Suelo comenzar cada etapa o prometerme una reconsideración de las cosas que no han venido saliendo como quisiera con un puñado de lágrimas.
En ocasiones me he convertido en uno de esos tontos que no lloran por lo duro que les toca sino por lo bello que no ha ocurrido. Puedo mirar por la ventana y evocar con suma facilidad un momento que no ha llegado. Pongamos, por ejemplo, el día en que me entreguen mi título universitario.

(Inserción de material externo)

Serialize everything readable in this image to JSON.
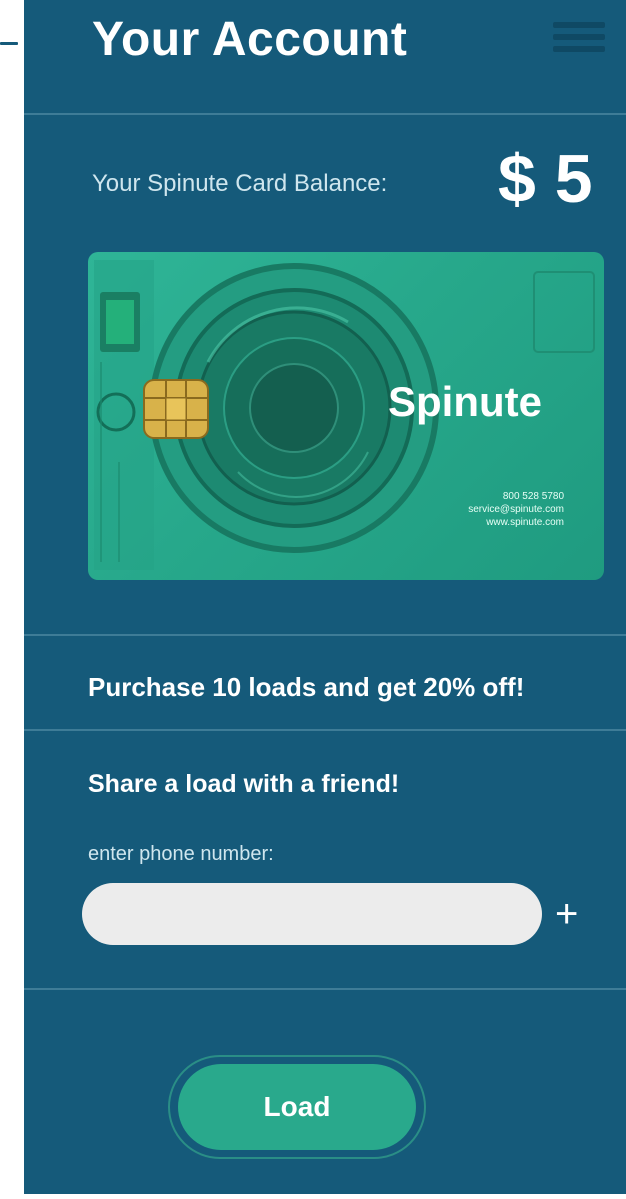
{
  "header": {
    "title": "Your Account"
  },
  "balance": {
    "label": "Your Spinute Card Balance:",
    "amount": "$ 5"
  },
  "card": {
    "brand": "Spinute",
    "phone": "800 528 5780",
    "email": "service@spinute.com",
    "website": "www.spinute.com"
  },
  "promo": {
    "text": "Purchase 10 loads and get 20% off!"
  },
  "share": {
    "title": "Share a load with a friend!",
    "phone_label": "enter phone number:",
    "phone_value": "",
    "add_symbol": "+"
  },
  "actions": {
    "load_label": "Load"
  },
  "colors": {
    "background": "#155a7a",
    "card_green": "#2fb597",
    "button_green": "#29a98c",
    "divider": "#3e7c97"
  }
}
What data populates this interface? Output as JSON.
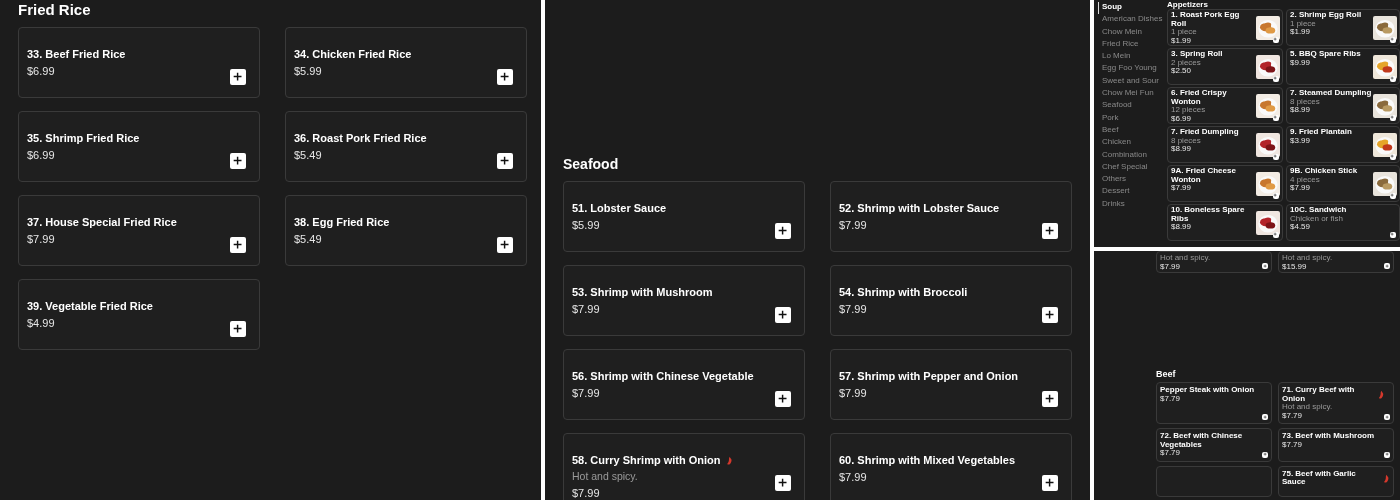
{
  "panels": [
    {
      "kind": "wide-grid",
      "sections": [
        {
          "heading": "Fried Rice",
          "items": [
            {
              "title": "33. Beef Fried Rice",
              "price": "$6.99"
            },
            {
              "title": "34. Chicken Fried Rice",
              "price": "$5.99"
            },
            {
              "title": "35. Shrimp Fried Rice",
              "price": "$6.99"
            },
            {
              "title": "36. Roast Pork Fried Rice",
              "price": "$5.49"
            },
            {
              "title": "37. House Special Fried Rice",
              "price": "$7.99"
            },
            {
              "title": "38. Egg Fried Rice",
              "price": "$5.49"
            },
            {
              "title": "39. Vegetable Fried Rice",
              "price": "$4.99"
            }
          ]
        }
      ]
    },
    {
      "kind": "wide-grid",
      "sections": [
        {
          "heading": "Seafood",
          "items": [
            {
              "title": "51. Lobster Sauce",
              "price": "$5.99"
            },
            {
              "title": "52. Shrimp with Lobster Sauce",
              "price": "$7.99"
            },
            {
              "title": "53. Shrimp with Mushroom",
              "price": "$7.99"
            },
            {
              "title": "54. Shrimp with Broccoli",
              "price": "$7.99"
            },
            {
              "title": "56. Shrimp with Chinese Vegetable",
              "price": "$7.99"
            },
            {
              "title": "57. Shrimp with Pepper and Onion",
              "price": "$7.99"
            },
            {
              "title": "58. Curry Shrimp with Onion",
              "spicy": true,
              "description": "Hot and spicy.",
              "price": "$7.99"
            },
            {
              "title": "60. Shrimp with Mixed Vegetables",
              "price": "$7.99"
            }
          ]
        }
      ]
    },
    {
      "kind": "sidebar-grid",
      "sidebar": [
        {
          "label": "Soup",
          "selected": true
        },
        {
          "label": "American Dishes",
          "selected": false
        },
        {
          "label": "Chow Mein",
          "selected": false
        },
        {
          "label": "Fried Rice",
          "selected": false
        },
        {
          "label": "Lo Mein",
          "selected": false
        },
        {
          "label": "Egg Foo Young",
          "selected": false
        },
        {
          "label": "Sweet and Sour",
          "selected": false
        },
        {
          "label": "Chow Mei Fun",
          "selected": false
        },
        {
          "label": "Seafood",
          "selected": false
        },
        {
          "label": "Pork",
          "selected": false
        },
        {
          "label": "Beef",
          "selected": false
        },
        {
          "label": "Chicken",
          "selected": false
        },
        {
          "label": "Combination",
          "selected": false
        },
        {
          "label": "Chef Special",
          "selected": false
        },
        {
          "label": "Others",
          "selected": false
        },
        {
          "label": "Dessert",
          "selected": false
        },
        {
          "label": "Drinks",
          "selected": false
        }
      ],
      "sections": [
        {
          "heading": "Appetizers",
          "items": [
            {
              "title": "1. Roast Pork Egg Roll",
              "description": "1 piece",
              "price": "$1.99",
              "photo": true
            },
            {
              "title": "2. Shrimp Egg Roll",
              "description": "1 piece",
              "price": "$1.99",
              "photo": true
            },
            {
              "title": "3. Spring Roll",
              "description": "2 pieces",
              "price": "$2.50",
              "photo": true
            },
            {
              "title": "5. BBQ Spare Ribs",
              "price": "$9.99",
              "photo": true
            },
            {
              "title": "6. Fried Crispy Wonton",
              "description": "12 pieces",
              "price": "$6.99",
              "photo": true
            },
            {
              "title": "7. Steamed Dumpling",
              "description": "8 pieces",
              "price": "$8.99",
              "photo": true
            },
            {
              "title": "7. Fried Dumpling",
              "description": "8 pieces",
              "price": "$8.99",
              "photo": true
            },
            {
              "title": "9. Fried Plantain",
              "price": "$3.99",
              "photo": true
            },
            {
              "title": "9A. Fried Cheese Wonton",
              "price": "$7.99",
              "photo": true
            },
            {
              "title": "9B. Chicken Stick",
              "description": "4 pieces",
              "price": "$7.99",
              "photo": true
            },
            {
              "title": "10. Boneless Spare Ribs",
              "price": "$8.99",
              "photo": true
            },
            {
              "title": "10C. Sandwich",
              "description": "Chicken or fish",
              "price": "$4.59",
              "photo": false
            }
          ]
        }
      ]
    },
    {
      "kind": "compact-grid",
      "sections": [
        {
          "items": [
            {
              "description": "Hot and spicy.",
              "price": "$7.99"
            },
            {
              "description": "Hot and spicy.",
              "price": "$15.99"
            }
          ]
        },
        {
          "heading": "Beef",
          "items": [
            {
              "title": "Pepper Steak with Onion",
              "price": "$7.79"
            },
            {
              "title": "71. Curry Beef with Onion",
              "spicy": true,
              "description": "Hot and spicy.",
              "price": "$7.79"
            },
            {
              "title": "72. Beef with Chinese Vegetables",
              "price": "$7.79"
            },
            {
              "title": "73. Beef with Mushroom",
              "price": "$7.79"
            },
            {
              "add_button": false
            },
            {
              "title": "75. Beef with Garlic Sauce",
              "spicy": true
            }
          ]
        }
      ]
    }
  ]
}
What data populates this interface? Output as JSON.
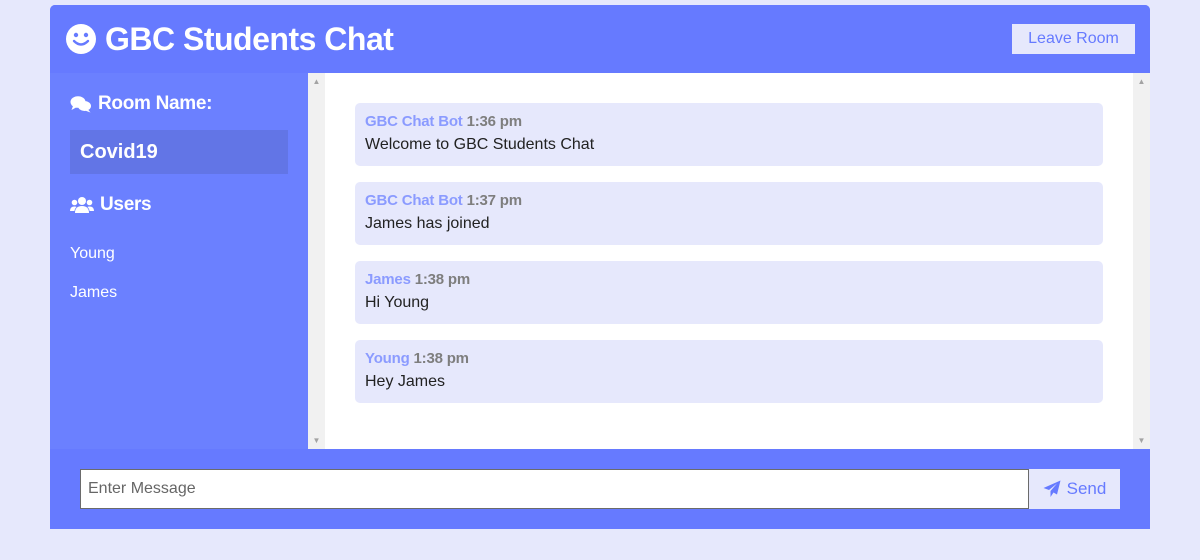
{
  "header": {
    "title": "GBC Students Chat",
    "leave_label": "Leave Room"
  },
  "sidebar": {
    "room_heading": "Room Name:",
    "room_name": "Covid19",
    "users_heading": "Users",
    "users": [
      "Young",
      "James"
    ]
  },
  "messages": [
    {
      "author": "GBC Chat Bot",
      "time": "1:36 pm",
      "text": "Welcome to GBC Students Chat"
    },
    {
      "author": "GBC Chat Bot",
      "time": "1:37 pm",
      "text": "James has joined"
    },
    {
      "author": "James",
      "time": "1:38 pm",
      "text": "Hi Young"
    },
    {
      "author": "Young",
      "time": "1:38 pm",
      "text": "Hey James"
    }
  ],
  "form": {
    "placeholder": "Enter Message",
    "value": "",
    "send_label": "Send"
  },
  "icons": {
    "title": "smile-icon",
    "room": "comments-icon",
    "users": "users-icon",
    "send": "paper-plane-icon"
  },
  "colors": {
    "primary": "#667aff",
    "light": "#e6e8fc",
    "room_highlight": "#6275e6"
  }
}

Odio la carrera que escogí, odio a las autoridades de la universidad, odio mucho del ambiente absurdamente competitivo en el que se desenvuelven mis compañeros de hoy, un poco más que los de ayer. Y sin embargo, ahí estaré, en el Teatro Español de Trelew, con saco azul, camisa blanca y sin corbata en algún caluroso día de diciembre. Juraré por dios y la patria desempeñar lealmente la profesión, y llegado mi turno, subiré por la escalerita, en medio de la gran ovación con que se suele saludar a los estudiantes rezagados, me entregarán el bendito papel y antes de bajar la escalerita saludaré a mi madre que me mira lloricosa desde algún palco, acaso a mi amor y a mis amigos que corean mi nombre. Tal vez levante los brazos como Perón o antes de poder hacerlo me quiebre en un puñado de lágrimas traicioneras, pero felices.
Cuando termine la ceremonia, subiremos todos al escenario de nuevo, dejaremos de envidiar por un rato la suerte del artista que ve el teatro desde la mejor posición y nos sacaremos fotos.
Tal vez sea un buen motivo para llorar el cerrar un ciclo al que recordaré con rebelde nostalgia de los tiempos en que aspiraba al aplauso más difícil, el de mis pares.